Nonostante la modesta estensione (11.000 mq), l’Orto ospita piante provenienti dagli ecosistemi più diversi e con le caratteristiche più disparate. Al di là del pregio naturalistico ed estetico, ciascuna di esse è una finestra aperta su infinite storie scientifiche, culturali, moderne e antiche, capaci di rinsaldare l’eterno legame tra uomini e vegetali.
Come ogni orto botanico, anche il nostro incarna un aspetto insito nel mondo vegetale: l’ibridazione. Si tratta di un luogo in cui gli elementi storici, scientifici, culturali, ambientali, emotivi ed estetici si intrecciano a formare un unicum, in cui ciascun elemento è indissolubilmente legato agli altri. Questo si osserva in modo esemplare nella disposizione e composizione del giardino, in cui si compenetrano le forme rigorose dell’impianto centrale all’italiana con quelle più libere dell’arboreto e nel quale l’operato dell’uomo ha nel tempo alterato, amplificandole o mascherandole, geometrie, disposizioni e messaggi.
Ubicato in fregio al centro storico della città, l’Orto occupa la medesima superficie del tempo della sua fondazione. La parte centrale antistante alle serre conserva l’aspetto di giardino all’italiana come nel progetto settecentesco, l’arboreto creato tra Ottocento e Novecento occupa ancora la parte orientale, mentre il giardino situato nella parte occidentale prossima a Viale Farini è stato ricreato secondo la moda inglese includendo un’area umida. I giardini sono però luoghi vivi e in quanto tali si trasformano con l’età e con le esperienze. Le porzioni con fini più estetico-formali hanno subito graduali modificazioni secondo le mode del tempo, a cui si sono sommate le vicissitudini, gli eventi avversi e tutto ciò che nell’esistenza dei viventi porta a esprimere i tratti del carattere e dell’esperienza. Questo è il caso del giardino all’italiana, il cui disegno è stato progressivamente contaminato dalla messa a dimora di arbusti e alberi che ne alterano la leggibilità storica. Tutte le zone hanno goduto di variazioni programmate, come la creazione di un laghetto artificiale o l’introduzione di nuove piante, così come hanno subito trasformazioni dovute alla stratificazione delle attività umane o a perdite, anche dolorose (ad esempio quella dell’olmo deceduto e abbattuto nel 2018 dopo quasi 200 anni di vita).

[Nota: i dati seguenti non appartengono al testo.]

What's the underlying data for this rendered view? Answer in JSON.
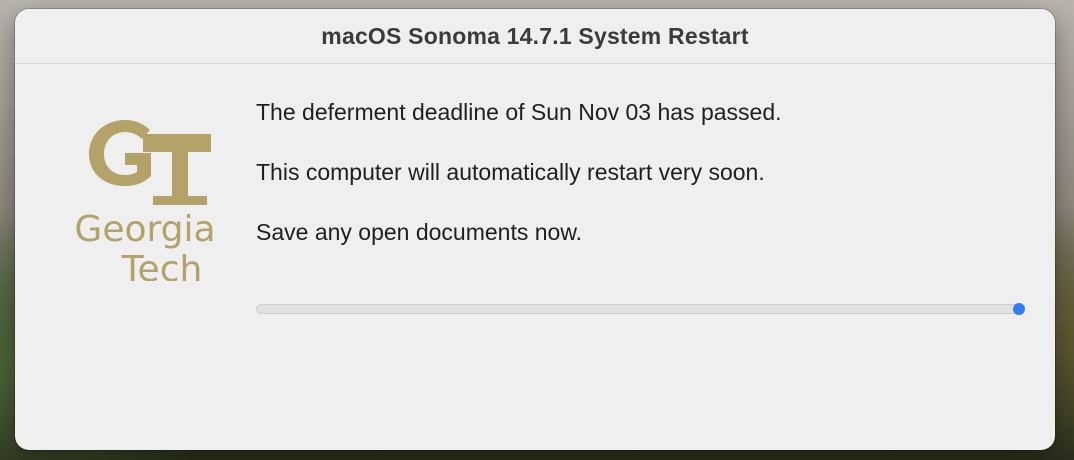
{
  "window": {
    "title": "macOS Sonoma 14.7.1 System Restart"
  },
  "logo": {
    "monogram": "GT",
    "line1": "Georgia",
    "line2": "Tech",
    "color": "#b3a369"
  },
  "messages": [
    "The deferment deadline of Sun Nov 03 has passed.",
    "This computer will automatically restart very soon.",
    "Save any open documents now."
  ],
  "progress": {
    "fraction": 1.0,
    "accent": "#2f7cf6"
  }
}
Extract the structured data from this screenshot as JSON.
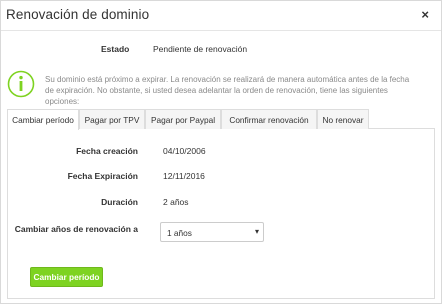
{
  "dialog": {
    "title": "Renovación de dominio",
    "close_glyph": "×"
  },
  "status": {
    "label": "Estado",
    "value": "Pendiente de renovación"
  },
  "info": {
    "icon": "info-icon",
    "accent_color": "#7ed321",
    "message": "Su dominio está próximo a expirar. La renovación se realizará de manera automática antes de la fecha de expiración. No obstante, si usted desea adelantar la orden de renovación, tiene las siguientes opciones:"
  },
  "tabs": [
    {
      "label": "Cambiar período",
      "active": true
    },
    {
      "label": "Pagar por TPV",
      "active": false
    },
    {
      "label": "Pagar por Paypal",
      "active": false
    },
    {
      "label": "Confirmar renovación",
      "active": false
    },
    {
      "label": "No renovar",
      "active": false
    }
  ],
  "details": {
    "creation_label": "Fecha creación",
    "creation_value": "04/10/2006",
    "expiration_label": "Fecha Expiración",
    "expiration_value": "12/11/2016",
    "duration_label": "Duración",
    "duration_value": "2 años",
    "renewal_years_label": "Cambiar años de renovación a",
    "renewal_years_selected": "1 años",
    "caret_icon": "chevron-down-icon"
  },
  "actions": {
    "submit_label": "Cambiar período",
    "submit_color": "#7ed321"
  }
}
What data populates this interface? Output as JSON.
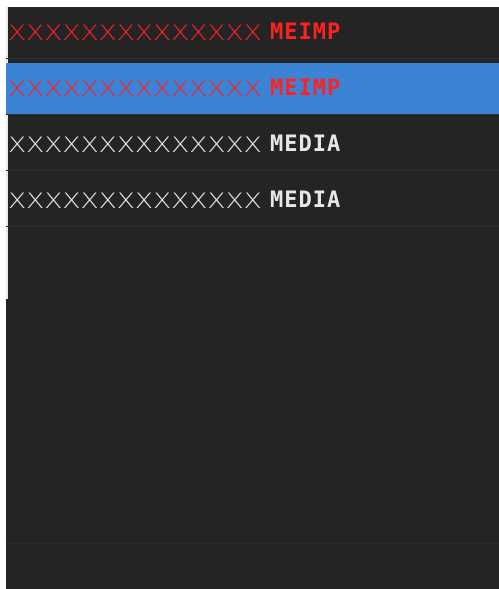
{
  "colors": {
    "background": "#242424",
    "selected": "#3a83d5",
    "red_text": "#ff2020",
    "white_text": "#e6e6e6"
  },
  "rows": [
    {
      "name": "XXXXXXXXXXXXXX",
      "tag": "MEIMP",
      "color": "red",
      "selected": false
    },
    {
      "name": "XXXXXXXXXXXXXX",
      "tag": "MEIMP",
      "color": "red",
      "selected": true
    },
    {
      "name": "XXXXXXXXXXXXXX",
      "tag": "MEDIA",
      "color": "white",
      "selected": false
    },
    {
      "name": "XXXXXXXXXXXXXX",
      "tag": "MEDIA",
      "color": "white",
      "selected": false
    }
  ]
}
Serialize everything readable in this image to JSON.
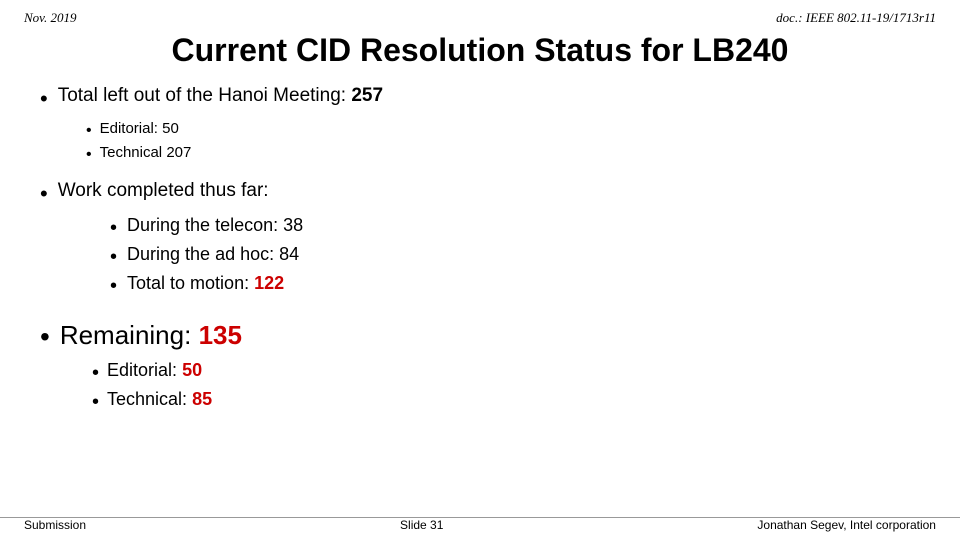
{
  "header": {
    "left": "Nov. 2019",
    "right": "doc.: IEEE 802.11-19/1713r11"
  },
  "title": "Current CID Resolution Status for LB240",
  "bullets": {
    "total_label": "Total left out of the Hanoi Meeting:",
    "total_value": "257",
    "sub1_label": "Editorial:",
    "sub1_value": "50",
    "sub2_label": "Technical",
    "sub2_value": "207",
    "work_label": "Work completed thus far:",
    "work_sub1_label": "During the telecon:",
    "work_sub1_value": "38",
    "work_sub2_label": "During the ad hoc:",
    "work_sub2_value": "84",
    "work_sub3_label": "Total to motion:",
    "work_sub3_value": "122",
    "remaining_label": "Remaining:",
    "remaining_value": "135",
    "rem_sub1_label": "Editorial:",
    "rem_sub1_value": "50",
    "rem_sub2_label": "Technical:",
    "rem_sub2_value": "85"
  },
  "footer": {
    "left": "Submission",
    "center": "Slide 31",
    "right": "Jonathan Segev, Intel corporation"
  }
}
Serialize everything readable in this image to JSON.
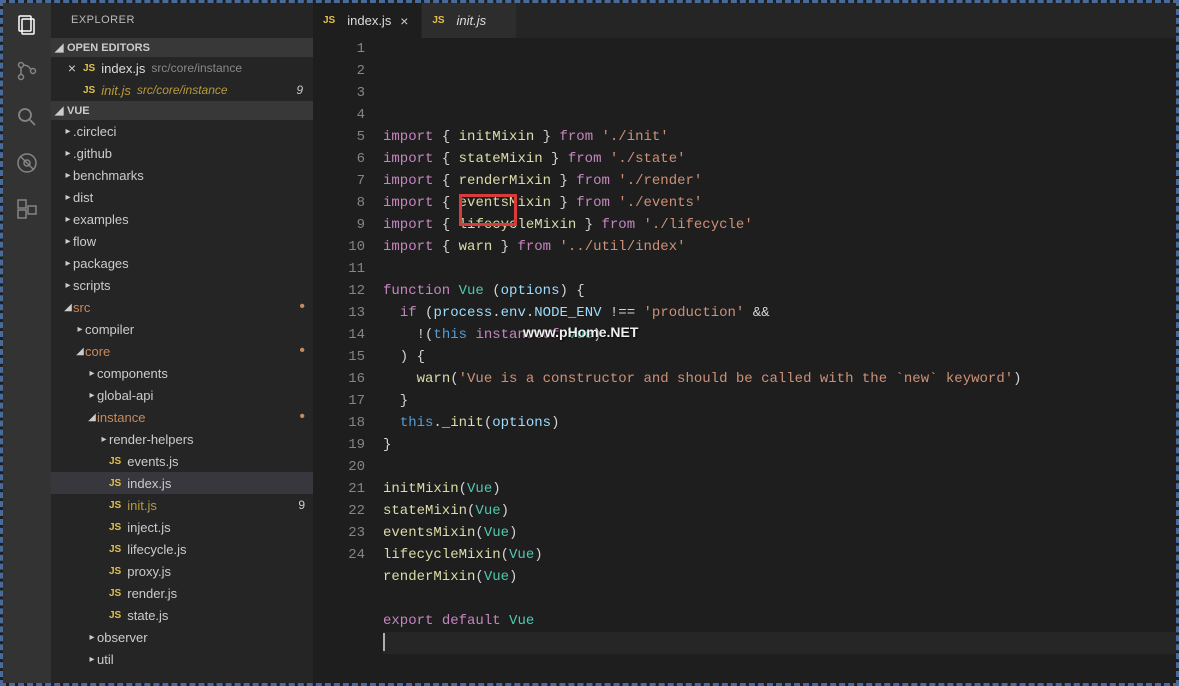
{
  "sidebar": {
    "title": "EXPLORER",
    "sections": {
      "openEditors": "OPEN EDITORS",
      "project": "VUE"
    }
  },
  "openEditors": [
    {
      "icon": "×",
      "name": "index.js",
      "path": "src/core/instance",
      "problem": false,
      "badge": ""
    },
    {
      "icon": "",
      "name": "init.js",
      "path": "src/core/instance",
      "problem": true,
      "badge": "9"
    }
  ],
  "tree": [
    {
      "depth": 0,
      "type": "folder",
      "expanded": false,
      "label": ".circleci"
    },
    {
      "depth": 0,
      "type": "folder",
      "expanded": false,
      "label": ".github"
    },
    {
      "depth": 0,
      "type": "folder",
      "expanded": false,
      "label": "benchmarks"
    },
    {
      "depth": 0,
      "type": "folder",
      "expanded": false,
      "label": "dist"
    },
    {
      "depth": 0,
      "type": "folder",
      "expanded": false,
      "label": "examples"
    },
    {
      "depth": 0,
      "type": "folder",
      "expanded": false,
      "label": "flow"
    },
    {
      "depth": 0,
      "type": "folder",
      "expanded": false,
      "label": "packages"
    },
    {
      "depth": 0,
      "type": "folder",
      "expanded": false,
      "label": "scripts"
    },
    {
      "depth": 0,
      "type": "folder",
      "expanded": true,
      "label": "src",
      "dot": true
    },
    {
      "depth": 1,
      "type": "folder",
      "expanded": false,
      "label": "compiler"
    },
    {
      "depth": 1,
      "type": "folder",
      "expanded": true,
      "label": "core",
      "dot": true
    },
    {
      "depth": 2,
      "type": "folder",
      "expanded": false,
      "label": "components"
    },
    {
      "depth": 2,
      "type": "folder",
      "expanded": false,
      "label": "global-api"
    },
    {
      "depth": 2,
      "type": "folder",
      "expanded": true,
      "label": "instance",
      "dot": true
    },
    {
      "depth": 3,
      "type": "folder",
      "expanded": false,
      "label": "render-helpers"
    },
    {
      "depth": 3,
      "type": "file",
      "label": "events.js"
    },
    {
      "depth": 3,
      "type": "file",
      "label": "index.js",
      "selected": true
    },
    {
      "depth": 3,
      "type": "file",
      "label": "init.js",
      "problem": true,
      "badge": "9"
    },
    {
      "depth": 3,
      "type": "file",
      "label": "inject.js"
    },
    {
      "depth": 3,
      "type": "file",
      "label": "lifecycle.js"
    },
    {
      "depth": 3,
      "type": "file",
      "label": "proxy.js"
    },
    {
      "depth": 3,
      "type": "file",
      "label": "render.js"
    },
    {
      "depth": 3,
      "type": "file",
      "label": "state.js"
    },
    {
      "depth": 2,
      "type": "folder",
      "expanded": false,
      "label": "observer"
    },
    {
      "depth": 2,
      "type": "folder",
      "expanded": false,
      "label": "util"
    }
  ],
  "tabs": [
    {
      "label": "index.js",
      "active": true,
      "italic": false,
      "close": "×"
    },
    {
      "label": "init.js",
      "active": false,
      "italic": true,
      "close": ""
    }
  ],
  "code": {
    "lines": [
      [
        [
          "k",
          "import"
        ],
        [
          "p",
          " { "
        ],
        [
          "fn",
          "initMixin"
        ],
        [
          "p",
          " } "
        ],
        [
          "k",
          "from"
        ],
        [
          "p",
          " "
        ],
        [
          "s",
          "'./init'"
        ]
      ],
      [
        [
          "k",
          "import"
        ],
        [
          "p",
          " { "
        ],
        [
          "fn",
          "stateMixin"
        ],
        [
          "p",
          " } "
        ],
        [
          "k",
          "from"
        ],
        [
          "p",
          " "
        ],
        [
          "s",
          "'./state'"
        ]
      ],
      [
        [
          "k",
          "import"
        ],
        [
          "p",
          " { "
        ],
        [
          "fn",
          "renderMixin"
        ],
        [
          "p",
          " } "
        ],
        [
          "k",
          "from"
        ],
        [
          "p",
          " "
        ],
        [
          "s",
          "'./render'"
        ]
      ],
      [
        [
          "k",
          "import"
        ],
        [
          "p",
          " { "
        ],
        [
          "fn",
          "eventsMixin"
        ],
        [
          "p",
          " } "
        ],
        [
          "k",
          "from"
        ],
        [
          "p",
          " "
        ],
        [
          "s",
          "'./events'"
        ]
      ],
      [
        [
          "k",
          "import"
        ],
        [
          "p",
          " { "
        ],
        [
          "fn",
          "lifecycleMixin"
        ],
        [
          "p",
          " } "
        ],
        [
          "k",
          "from"
        ],
        [
          "p",
          " "
        ],
        [
          "s",
          "'./lifecycle'"
        ]
      ],
      [
        [
          "k",
          "import"
        ],
        [
          "p",
          " { "
        ],
        [
          "fn",
          "warn"
        ],
        [
          "p",
          " } "
        ],
        [
          "k",
          "from"
        ],
        [
          "p",
          " "
        ],
        [
          "s",
          "'../util/index'"
        ]
      ],
      [],
      [
        [
          "k",
          "function"
        ],
        [
          "p",
          " "
        ],
        [
          "cls",
          "Vue"
        ],
        [
          "p",
          " ("
        ],
        [
          "id",
          "options"
        ],
        [
          "p",
          ") {"
        ]
      ],
      [
        [
          "p",
          "  "
        ],
        [
          "k",
          "if"
        ],
        [
          "p",
          " ("
        ],
        [
          "id",
          "process"
        ],
        [
          "p",
          "."
        ],
        [
          "id",
          "env"
        ],
        [
          "p",
          "."
        ],
        [
          "id",
          "NODE_ENV"
        ],
        [
          "p",
          " !== "
        ],
        [
          "s",
          "'production'"
        ],
        [
          "p",
          " &&"
        ]
      ],
      [
        [
          "p",
          "    !("
        ],
        [
          "this",
          "this"
        ],
        [
          "p",
          " "
        ],
        [
          "k",
          "instanceof"
        ],
        [
          "p",
          " "
        ],
        [
          "cls",
          "Vue"
        ],
        [
          "p",
          ")"
        ]
      ],
      [
        [
          "p",
          "  ) {"
        ]
      ],
      [
        [
          "p",
          "    "
        ],
        [
          "fn",
          "warn"
        ],
        [
          "p",
          "("
        ],
        [
          "s",
          "'Vue is a constructor and should be called with the `new` keyword'"
        ],
        [
          "p",
          ")"
        ]
      ],
      [
        [
          "p",
          "  }"
        ]
      ],
      [
        [
          "p",
          "  "
        ],
        [
          "this",
          "this"
        ],
        [
          "p",
          "."
        ],
        [
          "fn",
          "_init"
        ],
        [
          "p",
          "("
        ],
        [
          "id",
          "options"
        ],
        [
          "p",
          ")"
        ]
      ],
      [
        [
          "p",
          "}"
        ]
      ],
      [],
      [
        [
          "fn",
          "initMixin"
        ],
        [
          "p",
          "("
        ],
        [
          "cls",
          "Vue"
        ],
        [
          "p",
          ")"
        ]
      ],
      [
        [
          "fn",
          "stateMixin"
        ],
        [
          "p",
          "("
        ],
        [
          "cls",
          "Vue"
        ],
        [
          "p",
          ")"
        ]
      ],
      [
        [
          "fn",
          "eventsMixin"
        ],
        [
          "p",
          "("
        ],
        [
          "cls",
          "Vue"
        ],
        [
          "p",
          ")"
        ]
      ],
      [
        [
          "fn",
          "lifecycleMixin"
        ],
        [
          "p",
          "("
        ],
        [
          "cls",
          "Vue"
        ],
        [
          "p",
          ")"
        ]
      ],
      [
        [
          "fn",
          "renderMixin"
        ],
        [
          "p",
          "("
        ],
        [
          "cls",
          "Vue"
        ],
        [
          "p",
          ")"
        ]
      ],
      [],
      [
        [
          "k",
          "export"
        ],
        [
          "p",
          " "
        ],
        [
          "k",
          "default"
        ],
        [
          "p",
          " "
        ],
        [
          "cls",
          "Vue"
        ]
      ],
      []
    ]
  },
  "watermark": "www.pHome.NET"
}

Nel prossimo futuro queste tre aree saranno gradualmente rese più riconoscibili, connotando l’arboreto come un habitat il più possibile prossimo a quelli naturali, il giardino all’italiana come struttura formale a forte impostazione storico-culturale e il giardino all’inglese come esempio di paesaggio in cui esigenze umane ed ecologiche trovano un loro equilibrio sostenibile.